Demonstrating client-side SPICE overload

Friday, April 20, 2018

SPICE client overload - Queue length issue

The decoder queue length in the client is not bounded. As a result, the client can end up having an arbitrary decoding queue length, which introduces arbitrarily long delays. Experimentally, this happens as soon as the client-side machine is under sufficiently high load.

Methodology

All measurements below were taken on a recorder branch that was rebased on April 17recorder.

The command to collect the data was the following (the SPICE_TRACES environment variable is used to export the gst_queue_stats recorder first two columns under the names frame_size and queue_length):

SPICE_TRACES='gst_queue_stats=frame_size,queue_length' ./spicy -h turbo -p 5900

The command to display the data in the frame_size and queue_length columns is (search for recorder_scope in the recorder documentation for details):

recorder_scope frame_size queue_length

The gst_queue_stats data is collected as follows (see the source code in context):

    RECORD(gst_queue_stats, "Frame size %lu length %lu", frame->size, decoder->decoding_queue->length);

Measurements

Below is a queue length measurement taken under light load. In that case, the queue length remains very small and the system remains stable over time. Typical observed queue length are single digit in that case, lower with hardware-accelerated decoding.
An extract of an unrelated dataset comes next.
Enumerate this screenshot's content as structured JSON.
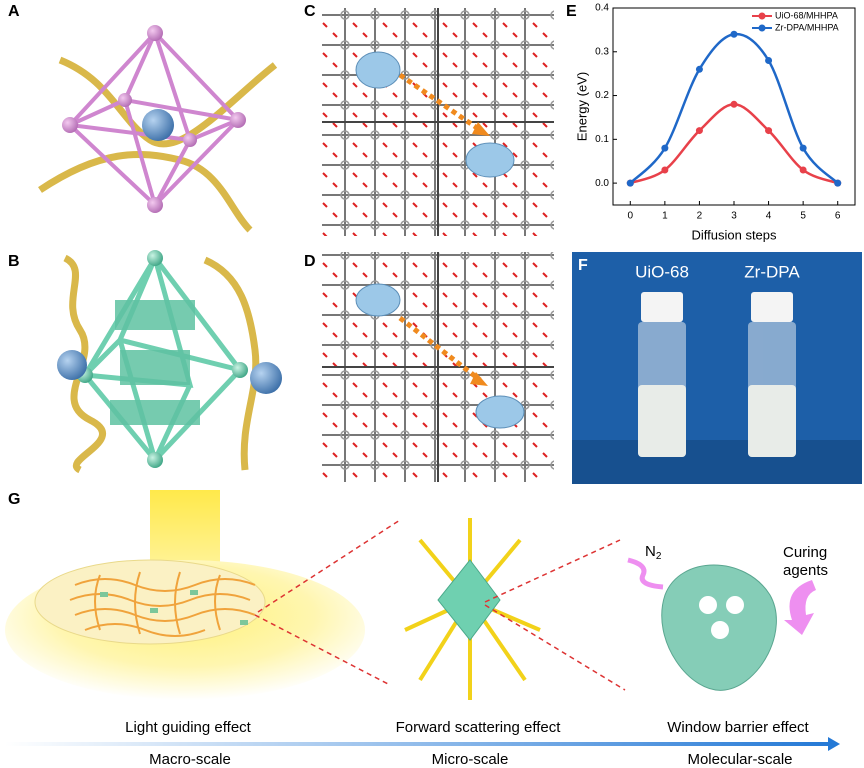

Below is a queue length measurement taken under transient (pulse) load. In that case, there is a temporary increase in queue length, which remains moderate. I suspect transient loads explain the data Uri shared.

Below is a queue length measurement taken under heavy external load (in that case, a few spinners). Under this load, the decoding queue length diverges.
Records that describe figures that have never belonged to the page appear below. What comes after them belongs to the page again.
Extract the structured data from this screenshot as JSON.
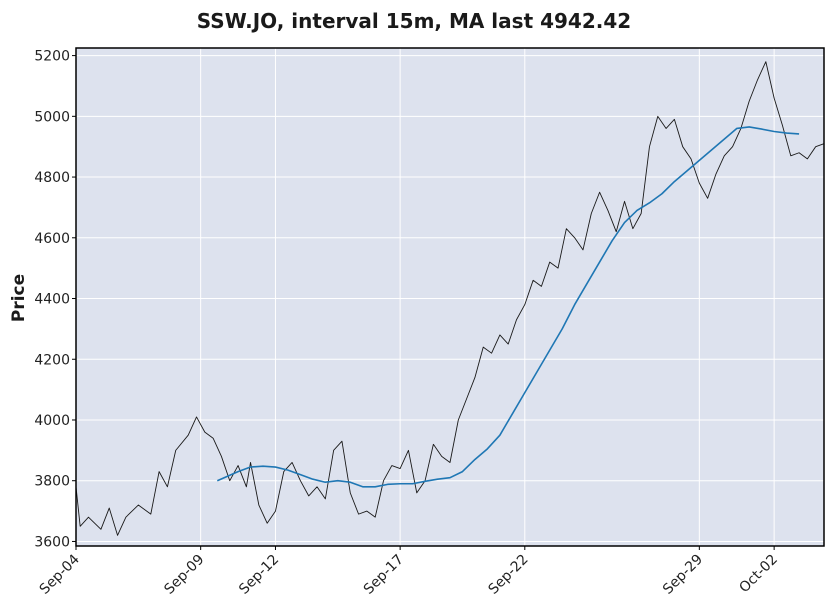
{
  "chart_data": {
    "type": "line",
    "title": "SSW.JO, interval 15m, MA last 4942.42",
    "xlabel": "",
    "ylabel": "Price",
    "ylim": [
      3585,
      5225
    ],
    "xlim": [
      "2025-09-04",
      "2025-10-04T00:00"
    ],
    "y_ticks": [
      3600,
      3800,
      4000,
      4200,
      4400,
      4600,
      4800,
      5000,
      5200
    ],
    "x_ticks": [
      {
        "date": "2025-09-04",
        "label": "Sep-04"
      },
      {
        "date": "2025-09-09",
        "label": "Sep-09"
      },
      {
        "date": "2025-09-12",
        "label": "Sep-12"
      },
      {
        "date": "2025-09-17",
        "label": "Sep-17"
      },
      {
        "date": "2025-09-22",
        "label": "Sep-22"
      },
      {
        "date": "2025-09-29",
        "label": "Sep-29"
      },
      {
        "date": "2025-10-02",
        "label": "Oct-02"
      }
    ],
    "grid": true,
    "colors": {
      "background": "#dde2ee",
      "grid": "#ffffff",
      "price": "#1a1a1a",
      "ma": "#1f77b4"
    },
    "series": [
      {
        "label": "price",
        "points": [
          [
            "2025-09-04T00:00",
            3780
          ],
          [
            "2025-09-04T04:00",
            3650
          ],
          [
            "2025-09-04T12:00",
            3680
          ],
          [
            "2025-09-05T00:00",
            3640
          ],
          [
            "2025-09-05T08:00",
            3710
          ],
          [
            "2025-09-05T16:00",
            3620
          ],
          [
            "2025-09-06T00:00",
            3680
          ],
          [
            "2025-09-06T12:00",
            3720
          ],
          [
            "2025-09-07T00:00",
            3690
          ],
          [
            "2025-09-07T08:00",
            3830
          ],
          [
            "2025-09-07T16:00",
            3780
          ],
          [
            "2025-09-08T00:00",
            3900
          ],
          [
            "2025-09-08T12:00",
            3950
          ],
          [
            "2025-09-08T20:00",
            4010
          ],
          [
            "2025-09-09T04:00",
            3960
          ],
          [
            "2025-09-09T12:00",
            3940
          ],
          [
            "2025-09-09T20:00",
            3880
          ],
          [
            "2025-09-10T04:00",
            3800
          ],
          [
            "2025-09-10T12:00",
            3850
          ],
          [
            "2025-09-10T20:00",
            3780
          ],
          [
            "2025-09-11T00:00",
            3860
          ],
          [
            "2025-09-11T08:00",
            3720
          ],
          [
            "2025-09-11T16:00",
            3660
          ],
          [
            "2025-09-12T00:00",
            3700
          ],
          [
            "2025-09-12T08:00",
            3830
          ],
          [
            "2025-09-12T16:00",
            3860
          ],
          [
            "2025-09-13T00:00",
            3800
          ],
          [
            "2025-09-13T08:00",
            3750
          ],
          [
            "2025-09-13T16:00",
            3780
          ],
          [
            "2025-09-14T00:00",
            3740
          ],
          [
            "2025-09-14T08:00",
            3900
          ],
          [
            "2025-09-14T16:00",
            3930
          ],
          [
            "2025-09-15T00:00",
            3760
          ],
          [
            "2025-09-15T08:00",
            3690
          ],
          [
            "2025-09-15T16:00",
            3700
          ],
          [
            "2025-09-16T00:00",
            3680
          ],
          [
            "2025-09-16T08:00",
            3800
          ],
          [
            "2025-09-16T16:00",
            3850
          ],
          [
            "2025-09-17T00:00",
            3840
          ],
          [
            "2025-09-17T08:00",
            3900
          ],
          [
            "2025-09-17T16:00",
            3760
          ],
          [
            "2025-09-18T00:00",
            3800
          ],
          [
            "2025-09-18T08:00",
            3920
          ],
          [
            "2025-09-18T16:00",
            3880
          ],
          [
            "2025-09-19T00:00",
            3860
          ],
          [
            "2025-09-19T08:00",
            4000
          ],
          [
            "2025-09-19T16:00",
            4070
          ],
          [
            "2025-09-20T00:00",
            4140
          ],
          [
            "2025-09-20T08:00",
            4240
          ],
          [
            "2025-09-20T16:00",
            4220
          ],
          [
            "2025-09-21T00:00",
            4280
          ],
          [
            "2025-09-21T08:00",
            4250
          ],
          [
            "2025-09-21T16:00",
            4330
          ],
          [
            "2025-09-22T00:00",
            4380
          ],
          [
            "2025-09-22T08:00",
            4460
          ],
          [
            "2025-09-22T16:00",
            4440
          ],
          [
            "2025-09-23T00:00",
            4520
          ],
          [
            "2025-09-23T08:00",
            4500
          ],
          [
            "2025-09-23T16:00",
            4630
          ],
          [
            "2025-09-24T00:00",
            4600
          ],
          [
            "2025-09-24T08:00",
            4560
          ],
          [
            "2025-09-24T16:00",
            4680
          ],
          [
            "2025-09-25T00:00",
            4750
          ],
          [
            "2025-09-25T08:00",
            4690
          ],
          [
            "2025-09-25T16:00",
            4620
          ],
          [
            "2025-09-26T00:00",
            4720
          ],
          [
            "2025-09-26T08:00",
            4630
          ],
          [
            "2025-09-26T16:00",
            4680
          ],
          [
            "2025-09-27T00:00",
            4900
          ],
          [
            "2025-09-27T08:00",
            5000
          ],
          [
            "2025-09-27T16:00",
            4960
          ],
          [
            "2025-09-28T00:00",
            4990
          ],
          [
            "2025-09-28T08:00",
            4900
          ],
          [
            "2025-09-28T16:00",
            4860
          ],
          [
            "2025-09-29T00:00",
            4780
          ],
          [
            "2025-09-29T08:00",
            4730
          ],
          [
            "2025-09-29T16:00",
            4810
          ],
          [
            "2025-09-30T00:00",
            4870
          ],
          [
            "2025-09-30T08:00",
            4900
          ],
          [
            "2025-09-30T16:00",
            4960
          ],
          [
            "2025-10-01T00:00",
            5050
          ],
          [
            "2025-10-01T08:00",
            5120
          ],
          [
            "2025-10-01T16:00",
            5180
          ],
          [
            "2025-10-02T00:00",
            5060
          ],
          [
            "2025-10-02T08:00",
            4970
          ],
          [
            "2025-10-02T16:00",
            4870
          ],
          [
            "2025-10-03T00:00",
            4880
          ],
          [
            "2025-10-03T08:00",
            4860
          ],
          [
            "2025-10-03T16:00",
            4900
          ],
          [
            "2025-10-04T00:00",
            4910
          ]
        ]
      },
      {
        "label": "MA",
        "points": [
          [
            "2025-09-09T16:00",
            3800
          ],
          [
            "2025-09-10T12:00",
            3830
          ],
          [
            "2025-09-11T00:00",
            3845
          ],
          [
            "2025-09-11T12:00",
            3848
          ],
          [
            "2025-09-12T00:00",
            3845
          ],
          [
            "2025-09-12T12:00",
            3835
          ],
          [
            "2025-09-13T00:00",
            3820
          ],
          [
            "2025-09-13T12:00",
            3805
          ],
          [
            "2025-09-14T00:00",
            3795
          ],
          [
            "2025-09-14T12:00",
            3800
          ],
          [
            "2025-09-15T00:00",
            3795
          ],
          [
            "2025-09-15T12:00",
            3780
          ],
          [
            "2025-09-16T00:00",
            3780
          ],
          [
            "2025-09-16T12:00",
            3788
          ],
          [
            "2025-09-17T00:00",
            3790
          ],
          [
            "2025-09-17T12:00",
            3790
          ],
          [
            "2025-09-18T00:00",
            3798
          ],
          [
            "2025-09-18T12:00",
            3805
          ],
          [
            "2025-09-19T00:00",
            3810
          ],
          [
            "2025-09-19T12:00",
            3830
          ],
          [
            "2025-09-20T00:00",
            3870
          ],
          [
            "2025-09-20T12:00",
            3905
          ],
          [
            "2025-09-21T00:00",
            3950
          ],
          [
            "2025-09-21T12:00",
            4020
          ],
          [
            "2025-09-22T00:00",
            4090
          ],
          [
            "2025-09-22T12:00",
            4160
          ],
          [
            "2025-09-23T00:00",
            4230
          ],
          [
            "2025-09-23T12:00",
            4300
          ],
          [
            "2025-09-24T00:00",
            4380
          ],
          [
            "2025-09-24T12:00",
            4450
          ],
          [
            "2025-09-25T00:00",
            4520
          ],
          [
            "2025-09-25T12:00",
            4590
          ],
          [
            "2025-09-26T00:00",
            4650
          ],
          [
            "2025-09-26T12:00",
            4690
          ],
          [
            "2025-09-27T00:00",
            4715
          ],
          [
            "2025-09-27T12:00",
            4745
          ],
          [
            "2025-09-28T00:00",
            4785
          ],
          [
            "2025-09-28T12:00",
            4820
          ],
          [
            "2025-09-29T00:00",
            4855
          ],
          [
            "2025-09-29T12:00",
            4890
          ],
          [
            "2025-09-30T00:00",
            4925
          ],
          [
            "2025-09-30T12:00",
            4960
          ],
          [
            "2025-10-01T00:00",
            4965
          ],
          [
            "2025-10-01T12:00",
            4958
          ],
          [
            "2025-10-02T00:00",
            4950
          ],
          [
            "2025-10-02T12:00",
            4945
          ],
          [
            "2025-10-03T00:00",
            4942
          ]
        ]
      }
    ]
  }
}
Below is a queue length measurement after a relatively short period of time (a couple of minutes). It shows that the queue length can grow to arbitrarily large values, here reaching nearly 2000 (which is about one minute delay at 30FPS).

The phenomenon is entirely reversible. Here is the same measurement once the external load is removed:

The system ultimately returns to normal:

Conclusion

An external load on the machine running the SPICE client (i.e. anything that eats CPU) can cause the SPICE client to accumulate an arbitrary number of frames in its decoding queue, which results in arbirary long latency.